Hay personas reales cuya existencia es más rica que una ficción. Y cuando el cine las cuenta, ese mismo querer construir una película más grande que la vida hace que, casi siempre, se quede a mitad de camino sin conseguir más que un destello en lugar de la irradiación de una estrella.
Algo de eso padece Bohemian Rhapsody. Además de los efectos provocados por los cambios de elenco (Sacha Baron Cohen se fue por diferencias artísticas), de dirección (Singer fue despedido y reemplazado casi en el final por Dexter Fletcher, quien aparece en los créditos como productor ejecutivo) y la producción de dos miembros de Queen (May y Taylor) que tenían una idea no debatible sobre lo que querían retratar y, especialmente, cómo.
La película relata el tiempo que transcurre entre 1970 y la llegada de Freddie Mercury (Rami Malek) a la banda que luego será Queen y el recital Live Aid de 1985. En ese lapso se desarrollará la personalidad de cada uno de los miembros del grupo musical (prestando especial atención en la del frontman) y la dinámica de vinculaciones afectivas, personales y profesionales, pero también se muestran los procesos creativos de composición, el éxito, las diferencias, la separación y el regreso a los escenarios.
El film queda atado al género de las biopics con sus fórmulas remanidas, sus clisés y sus estereotipos. El cuentito es básico y plano y se procura ocultar por la catarata musical cuya vigencia es incuestionable. Mientras, se suceden los dramas de la soledad del artista, las confrontaciones familiares por tradiciones y mandatos paternos, el ascenso de una banda y las disputas comerciales de las discográficas y los riesgos artísticos de los músicos, tratados a veces con humor e ingenio y en otras con didactismos y mensajes de autoayuda; los momentos de recitales son los más logrados por su fuerza y empatía.
Todo los sucesos que tienen que ver con la intimidad del cantante, sus deseos, sus miedos y sufrimientos por no poder asumir -ya ni siquiera públicamente sino en privado- su homosexualidad, sus excesos, sus contradicciones, el HIV en un tiempo en que sólo era estigmatización y muerte, aparecen lavados y tratados con un puritanismo sorprendente. Como si se hubiera decidido hacer una película de rock star para la familia aunque, afortunadamente, sin llegar a la hagiografía.
Los últimos 20 minutos son de una fuerza arrolladora con el uso de los mejores recursos del melodrama para “resolver” los vínculos humanos y del documental para registrar la performance en Wembley.

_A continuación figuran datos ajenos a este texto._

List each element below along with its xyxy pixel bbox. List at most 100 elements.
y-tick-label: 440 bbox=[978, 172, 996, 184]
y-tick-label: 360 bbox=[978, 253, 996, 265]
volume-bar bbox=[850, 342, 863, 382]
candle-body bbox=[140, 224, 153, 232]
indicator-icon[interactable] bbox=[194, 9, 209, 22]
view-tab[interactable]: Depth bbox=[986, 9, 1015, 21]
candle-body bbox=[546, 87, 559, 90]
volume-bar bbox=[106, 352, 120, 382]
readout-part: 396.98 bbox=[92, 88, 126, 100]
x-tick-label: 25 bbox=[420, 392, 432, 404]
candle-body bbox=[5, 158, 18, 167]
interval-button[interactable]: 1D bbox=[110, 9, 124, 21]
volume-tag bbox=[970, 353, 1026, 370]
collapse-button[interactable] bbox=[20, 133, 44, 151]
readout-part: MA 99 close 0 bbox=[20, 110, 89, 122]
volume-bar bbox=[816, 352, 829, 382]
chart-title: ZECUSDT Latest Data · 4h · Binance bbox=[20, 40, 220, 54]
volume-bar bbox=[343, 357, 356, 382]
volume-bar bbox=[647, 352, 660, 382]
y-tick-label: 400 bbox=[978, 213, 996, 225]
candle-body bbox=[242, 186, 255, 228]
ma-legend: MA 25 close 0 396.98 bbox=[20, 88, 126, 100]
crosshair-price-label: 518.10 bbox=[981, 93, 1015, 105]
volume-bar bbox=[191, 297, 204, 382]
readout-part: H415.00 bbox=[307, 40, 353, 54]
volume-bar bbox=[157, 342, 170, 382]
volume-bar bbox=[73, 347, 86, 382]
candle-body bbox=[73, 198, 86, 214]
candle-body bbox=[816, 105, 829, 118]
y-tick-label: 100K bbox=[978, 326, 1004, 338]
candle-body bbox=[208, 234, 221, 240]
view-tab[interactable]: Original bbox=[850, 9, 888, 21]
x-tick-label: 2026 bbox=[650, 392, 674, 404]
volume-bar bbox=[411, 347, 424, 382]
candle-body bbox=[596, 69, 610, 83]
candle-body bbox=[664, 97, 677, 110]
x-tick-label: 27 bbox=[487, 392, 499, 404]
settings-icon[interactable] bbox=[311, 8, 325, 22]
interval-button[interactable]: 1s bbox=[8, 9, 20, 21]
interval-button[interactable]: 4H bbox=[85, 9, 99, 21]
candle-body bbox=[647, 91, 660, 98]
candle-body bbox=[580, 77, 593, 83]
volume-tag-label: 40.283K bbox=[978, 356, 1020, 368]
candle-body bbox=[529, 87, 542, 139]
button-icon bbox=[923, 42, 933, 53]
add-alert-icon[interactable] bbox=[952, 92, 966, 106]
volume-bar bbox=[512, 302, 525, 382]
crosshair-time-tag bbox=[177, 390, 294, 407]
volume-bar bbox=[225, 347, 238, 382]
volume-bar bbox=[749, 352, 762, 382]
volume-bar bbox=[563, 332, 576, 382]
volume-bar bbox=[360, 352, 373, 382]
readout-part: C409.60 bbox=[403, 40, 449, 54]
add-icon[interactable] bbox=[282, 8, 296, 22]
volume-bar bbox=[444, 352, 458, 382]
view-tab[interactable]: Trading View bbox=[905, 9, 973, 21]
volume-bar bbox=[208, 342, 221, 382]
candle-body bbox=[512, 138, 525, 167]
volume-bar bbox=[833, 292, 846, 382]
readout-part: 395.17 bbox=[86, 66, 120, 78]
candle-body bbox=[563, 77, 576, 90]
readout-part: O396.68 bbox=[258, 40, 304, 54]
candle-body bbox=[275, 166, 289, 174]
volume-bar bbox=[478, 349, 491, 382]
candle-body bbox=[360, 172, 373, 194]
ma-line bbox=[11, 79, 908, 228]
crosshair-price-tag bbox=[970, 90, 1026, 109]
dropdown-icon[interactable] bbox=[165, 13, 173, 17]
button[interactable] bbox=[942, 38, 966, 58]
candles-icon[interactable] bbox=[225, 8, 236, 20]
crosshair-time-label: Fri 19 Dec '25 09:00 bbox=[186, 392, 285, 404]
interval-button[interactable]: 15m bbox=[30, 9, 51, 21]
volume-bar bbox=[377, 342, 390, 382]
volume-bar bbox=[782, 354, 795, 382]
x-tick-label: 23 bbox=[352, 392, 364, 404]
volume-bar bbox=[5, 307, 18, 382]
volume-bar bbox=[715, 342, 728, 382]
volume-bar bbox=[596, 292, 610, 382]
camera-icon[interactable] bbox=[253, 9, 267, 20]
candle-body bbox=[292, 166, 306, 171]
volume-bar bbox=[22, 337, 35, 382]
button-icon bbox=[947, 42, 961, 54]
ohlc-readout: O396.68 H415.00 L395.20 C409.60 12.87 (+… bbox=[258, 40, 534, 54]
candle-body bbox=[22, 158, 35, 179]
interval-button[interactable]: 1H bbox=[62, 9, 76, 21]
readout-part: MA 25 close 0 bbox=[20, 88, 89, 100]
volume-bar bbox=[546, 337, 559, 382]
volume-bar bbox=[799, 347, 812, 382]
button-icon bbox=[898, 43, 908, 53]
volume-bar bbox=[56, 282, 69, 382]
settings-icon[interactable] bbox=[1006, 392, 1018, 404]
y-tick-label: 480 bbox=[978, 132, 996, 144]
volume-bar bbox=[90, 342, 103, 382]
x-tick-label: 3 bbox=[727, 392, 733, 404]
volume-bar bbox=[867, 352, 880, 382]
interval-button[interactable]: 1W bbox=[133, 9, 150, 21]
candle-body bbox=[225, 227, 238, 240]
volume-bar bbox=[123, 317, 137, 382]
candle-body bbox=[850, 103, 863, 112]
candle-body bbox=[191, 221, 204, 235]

Imposible no emocionarse. Pero ese plus artístico que se une al personal de cada espectador, que revive su propia experiencia ante lo que está viendo, pocas veces aparece en el resto de los 135 minutos que aun así no pesan.
A pesar de todo, la recreación de época, las actuaciones, las caracterizaciones, la entrega de Rami Malek (que seguramente le dará su merecida nominación al Oscar) y las canciones imbatibles de Queen son razones atendibles para elegir Bohemian Rhapsody.